In 2004, the New York Botanical Garden dedicated the Sidney Waxman Plant Collection, which contains nearly all of Waxman's evergreens. The Bartlett Arboretum and Gardens holds a small collection of witch's broom donated by Waxman in the early 1980s. Specimens of his dwarf pine varieties are planted all over the Storrs campus, and a garden planted beside the W.B. Young Building in honor of his research has a collection of his famous introductions.

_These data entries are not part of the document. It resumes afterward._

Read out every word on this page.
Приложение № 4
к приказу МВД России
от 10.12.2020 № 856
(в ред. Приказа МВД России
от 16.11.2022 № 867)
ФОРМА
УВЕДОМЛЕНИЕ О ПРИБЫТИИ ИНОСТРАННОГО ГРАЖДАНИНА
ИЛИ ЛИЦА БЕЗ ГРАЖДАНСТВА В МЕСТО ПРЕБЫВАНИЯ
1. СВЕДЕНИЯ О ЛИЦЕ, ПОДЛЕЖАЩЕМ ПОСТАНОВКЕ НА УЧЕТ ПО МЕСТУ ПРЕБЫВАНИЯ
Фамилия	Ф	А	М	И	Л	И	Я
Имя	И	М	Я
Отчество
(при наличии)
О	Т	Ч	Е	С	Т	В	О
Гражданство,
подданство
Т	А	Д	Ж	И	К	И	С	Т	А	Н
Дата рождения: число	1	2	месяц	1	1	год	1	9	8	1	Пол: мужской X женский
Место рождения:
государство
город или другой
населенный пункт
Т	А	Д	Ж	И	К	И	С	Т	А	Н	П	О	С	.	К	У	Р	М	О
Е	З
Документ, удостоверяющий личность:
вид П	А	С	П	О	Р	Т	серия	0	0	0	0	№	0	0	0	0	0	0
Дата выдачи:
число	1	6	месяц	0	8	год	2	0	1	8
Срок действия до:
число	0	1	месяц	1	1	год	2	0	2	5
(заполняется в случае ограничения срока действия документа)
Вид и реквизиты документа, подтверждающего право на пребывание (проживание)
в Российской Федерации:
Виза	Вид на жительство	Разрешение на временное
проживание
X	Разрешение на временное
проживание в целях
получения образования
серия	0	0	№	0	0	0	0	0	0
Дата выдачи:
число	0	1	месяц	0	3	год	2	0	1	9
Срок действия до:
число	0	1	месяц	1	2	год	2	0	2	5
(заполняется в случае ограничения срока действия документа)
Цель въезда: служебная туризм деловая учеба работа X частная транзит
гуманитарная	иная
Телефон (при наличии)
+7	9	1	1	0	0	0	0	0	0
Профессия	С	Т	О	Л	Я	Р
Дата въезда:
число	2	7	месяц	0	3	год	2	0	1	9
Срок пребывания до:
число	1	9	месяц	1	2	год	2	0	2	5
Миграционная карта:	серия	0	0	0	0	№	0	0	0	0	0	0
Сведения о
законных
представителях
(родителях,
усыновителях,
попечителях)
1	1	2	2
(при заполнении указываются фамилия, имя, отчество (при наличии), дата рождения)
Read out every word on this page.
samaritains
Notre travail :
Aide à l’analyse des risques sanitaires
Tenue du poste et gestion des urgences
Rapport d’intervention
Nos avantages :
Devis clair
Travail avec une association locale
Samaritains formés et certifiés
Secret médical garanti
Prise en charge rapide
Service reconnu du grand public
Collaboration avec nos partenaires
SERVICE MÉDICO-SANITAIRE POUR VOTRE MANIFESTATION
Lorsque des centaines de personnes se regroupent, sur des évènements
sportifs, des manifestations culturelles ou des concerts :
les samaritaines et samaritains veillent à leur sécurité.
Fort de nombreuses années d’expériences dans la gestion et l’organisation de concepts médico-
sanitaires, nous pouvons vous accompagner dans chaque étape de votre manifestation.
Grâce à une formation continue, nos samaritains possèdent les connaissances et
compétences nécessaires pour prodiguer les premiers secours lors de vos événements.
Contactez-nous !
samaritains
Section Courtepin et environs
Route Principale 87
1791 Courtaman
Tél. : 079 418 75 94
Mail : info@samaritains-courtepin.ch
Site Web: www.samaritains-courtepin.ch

Ten acres on UConn's Plant Science and Education Research Facility, just off Route 195 south of the Storrs campus and adjacent to Waxman's house, hold the largest witch's broom collection of dwarf conifers in North America.

In recognition of his horticultural endeavors, Waxman received the Jackson Dawson Medal from the Massachusetts Horticultural Society, the Award of Merit from the International Plant Propagators Society, and awards from the New England Nursery Association and other groups.

Waxman died of cancer in 2005. He was survived by his wife, Florence, and their three children. Florence Waxman died in 2017.